Segment-of-interest low-communication FFT algorithm

Primary LanguageCApache License 2.0Apache-2.0

SOI_FFT

⚠️ DISCONTINUATION OF PROJECT - This project will no longer be maintained by Intel. Intel has ceased development and contributions including, but not limited to, maintenance, bug fixes, new releases, or updates, to this project. Intel no longer accepts patches to this project. If you have an ongoing need to use this project, are interested in independently developing it, or would like to maintain patches for the open source software community, please create your own fork of this project.

Segment-of-interest low-communication FFT algorithm. Instead of 3 all-to-all communications required for multi-node 1D FFT using Cooley-Tukey decomposition, SOI FFT only needs 1 all-to-all. The all-to-all in SOI FFT has a bit more communication volume than each all-to-all of Cooley-Tukey FFT depending on oversampling factor, so communication volume saving will be 2.x .
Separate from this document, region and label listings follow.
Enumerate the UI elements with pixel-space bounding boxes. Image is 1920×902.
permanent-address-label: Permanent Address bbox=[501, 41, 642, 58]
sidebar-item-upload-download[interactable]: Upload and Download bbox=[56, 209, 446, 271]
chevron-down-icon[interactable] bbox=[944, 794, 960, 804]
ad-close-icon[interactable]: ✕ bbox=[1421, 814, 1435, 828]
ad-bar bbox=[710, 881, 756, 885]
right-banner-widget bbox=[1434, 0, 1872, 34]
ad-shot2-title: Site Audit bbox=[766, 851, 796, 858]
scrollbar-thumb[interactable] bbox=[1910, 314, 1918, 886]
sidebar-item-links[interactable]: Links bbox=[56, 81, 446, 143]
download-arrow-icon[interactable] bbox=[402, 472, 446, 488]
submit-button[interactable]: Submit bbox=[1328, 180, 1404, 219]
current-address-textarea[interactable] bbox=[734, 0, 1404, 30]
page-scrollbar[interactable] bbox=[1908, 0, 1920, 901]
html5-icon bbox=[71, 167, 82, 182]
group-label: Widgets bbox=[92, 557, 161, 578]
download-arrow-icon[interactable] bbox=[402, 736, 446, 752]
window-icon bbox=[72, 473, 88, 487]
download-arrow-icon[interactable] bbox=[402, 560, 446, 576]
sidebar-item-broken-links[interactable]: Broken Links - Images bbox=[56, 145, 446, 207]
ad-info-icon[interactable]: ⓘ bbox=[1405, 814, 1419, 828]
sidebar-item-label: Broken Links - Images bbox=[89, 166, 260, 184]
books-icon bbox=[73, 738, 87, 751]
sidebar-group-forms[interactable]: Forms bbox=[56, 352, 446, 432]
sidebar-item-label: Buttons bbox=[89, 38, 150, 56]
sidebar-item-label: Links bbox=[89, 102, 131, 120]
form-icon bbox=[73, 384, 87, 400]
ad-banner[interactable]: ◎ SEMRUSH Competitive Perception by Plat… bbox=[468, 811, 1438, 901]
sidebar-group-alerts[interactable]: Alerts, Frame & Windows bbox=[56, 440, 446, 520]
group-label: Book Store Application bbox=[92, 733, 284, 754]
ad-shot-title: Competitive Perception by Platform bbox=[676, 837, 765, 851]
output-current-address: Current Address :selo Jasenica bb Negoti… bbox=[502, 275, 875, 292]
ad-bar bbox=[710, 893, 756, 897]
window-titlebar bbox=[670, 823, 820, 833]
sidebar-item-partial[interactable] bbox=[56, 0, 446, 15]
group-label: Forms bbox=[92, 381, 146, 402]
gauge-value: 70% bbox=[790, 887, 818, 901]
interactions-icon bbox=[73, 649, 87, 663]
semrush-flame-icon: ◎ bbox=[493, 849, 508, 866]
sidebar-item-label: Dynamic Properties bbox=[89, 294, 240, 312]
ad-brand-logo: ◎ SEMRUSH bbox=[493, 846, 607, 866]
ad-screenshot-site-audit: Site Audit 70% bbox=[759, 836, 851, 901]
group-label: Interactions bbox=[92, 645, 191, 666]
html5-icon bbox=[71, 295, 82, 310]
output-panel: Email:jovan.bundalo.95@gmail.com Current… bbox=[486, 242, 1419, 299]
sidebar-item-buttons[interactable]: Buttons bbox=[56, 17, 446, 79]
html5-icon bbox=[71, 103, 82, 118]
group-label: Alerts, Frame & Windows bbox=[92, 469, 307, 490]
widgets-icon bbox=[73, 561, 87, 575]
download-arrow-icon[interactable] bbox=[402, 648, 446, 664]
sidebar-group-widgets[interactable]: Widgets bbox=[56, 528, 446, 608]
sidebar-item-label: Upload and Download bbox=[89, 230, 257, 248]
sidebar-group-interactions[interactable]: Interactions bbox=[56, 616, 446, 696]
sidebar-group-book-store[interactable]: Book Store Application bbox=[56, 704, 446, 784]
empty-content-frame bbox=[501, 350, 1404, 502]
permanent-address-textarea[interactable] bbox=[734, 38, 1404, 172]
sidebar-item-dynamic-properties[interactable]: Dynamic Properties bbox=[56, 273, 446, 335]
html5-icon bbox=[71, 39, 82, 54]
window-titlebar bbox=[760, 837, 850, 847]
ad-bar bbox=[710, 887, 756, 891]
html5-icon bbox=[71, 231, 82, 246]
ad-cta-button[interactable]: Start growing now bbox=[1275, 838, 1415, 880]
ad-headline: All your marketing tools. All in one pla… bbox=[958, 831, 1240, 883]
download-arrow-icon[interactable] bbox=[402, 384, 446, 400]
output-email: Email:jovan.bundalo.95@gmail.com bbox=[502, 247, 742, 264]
A Framework for Low-Communication 1-D FFT, Ping Tak Peter Tang, Jongsoo Park, Daehyun Kim, and Vladimir Petrov, The International Conference for High Performance Computing, Networking, Storage, and Analysis, 2012, http://pcl.intel-research.net/publications/framework-2012.pdf

Tera-Scale 1D FFT with Low-Communication Algorithm and Intel Xeon Phi Coprocessors, Jongsoo Park, Ganesh Bikshandi, Karthikeyan Vaidyanathan, Ping Tak Peter Tang, Pradeep Dubey, and Daehyun Kim, The International Conference for High Performance Computing, Networking, Storage, and Analysis, 2013, http://pcl.intel-research.net/publications/a34-park.pdf

Alt text

It is somewhat embarrassing that it took us 4 years to open source this work due to our laziness. :( Still, we hope our code can be useful for those who need a fast multi-node FFT or someone who wants to play with ideas of further improving SOI FFT. For example, what would be the most efficient way of using SOI FFT for multi-dimensional FFT is an interesting problem. We also looked at compressing data sent during all-to-all that can be useful when the output has banded structure (most signal power concentrated to a narrow frequency range), but was not able to get significant speedups for real-life examples. See use_vlc option for our attempt.